The necessary absurdity that I'm figuring into this logic is the cliche that "an artwork is like a child to the artist"; and I am of course assuming for the sake of this stereotyped argumentation the fallacy of the childless homosexual, a fallacy which, however, in the case of these particular six artists named in the "homosexualization", happens to hold true (perhaps not accidentally).

Hence---I suppose another way of putting this (increasingly embarassing) notion is that: the homosexual does not add to the world. (Although an unpalatable axiom, and patently objectionable on the level of the real, it seems fair to assert in the spirit of dogma such as "Ce sexe qui n'est pas un" or other post-modern metaphysics.) In these terms, the "gay guys" behind cut-ups and Pop reproduction, despite their incontestable contribution, did not add to the world or the bulk of existing imagery/text in the same way that a work of "original" production takes up space. ("Europe" had "really" not added anything to Beryl of the Biplane; it's commutative, not additive.)

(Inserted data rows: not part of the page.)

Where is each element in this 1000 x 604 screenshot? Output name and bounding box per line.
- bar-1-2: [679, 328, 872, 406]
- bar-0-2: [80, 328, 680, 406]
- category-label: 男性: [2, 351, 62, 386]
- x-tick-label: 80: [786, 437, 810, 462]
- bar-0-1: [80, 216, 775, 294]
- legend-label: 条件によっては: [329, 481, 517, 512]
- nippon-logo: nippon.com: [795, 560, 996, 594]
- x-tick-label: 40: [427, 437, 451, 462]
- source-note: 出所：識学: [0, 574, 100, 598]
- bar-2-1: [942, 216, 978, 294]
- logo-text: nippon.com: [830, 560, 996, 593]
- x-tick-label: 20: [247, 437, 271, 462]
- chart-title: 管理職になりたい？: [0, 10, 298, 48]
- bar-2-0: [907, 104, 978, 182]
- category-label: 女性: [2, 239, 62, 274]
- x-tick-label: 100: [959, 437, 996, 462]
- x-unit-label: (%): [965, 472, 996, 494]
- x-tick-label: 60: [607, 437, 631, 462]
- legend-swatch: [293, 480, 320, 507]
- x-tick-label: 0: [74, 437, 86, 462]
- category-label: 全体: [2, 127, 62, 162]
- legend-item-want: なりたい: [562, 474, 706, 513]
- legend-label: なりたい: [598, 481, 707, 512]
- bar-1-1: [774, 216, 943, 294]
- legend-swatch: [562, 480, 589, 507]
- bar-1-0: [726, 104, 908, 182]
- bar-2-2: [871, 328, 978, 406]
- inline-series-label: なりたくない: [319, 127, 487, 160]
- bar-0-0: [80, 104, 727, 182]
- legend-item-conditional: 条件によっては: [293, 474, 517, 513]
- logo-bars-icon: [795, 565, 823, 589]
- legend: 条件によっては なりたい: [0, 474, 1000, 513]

As far as cut-ups' earlier larval stage of collage, I believe Wayne Koestenbaum has commented on the sublimated male-male "bonding" that Picasso and Braque acted out in its invention and manufacture (Koestenbaum, Double Talk: The Erotics of Male Literary Collaboration, which should perhaps be required reading in relation to "beyond the fact": same-sex literary collaboration may already be an a priori "homosexualization," regardless of the participants' actual sexual preference, according to Koestenbaum's thesis).

I hope this doesn't seem like Pound on Social Credit. I mean it as Queer Theory,—which is always speculative.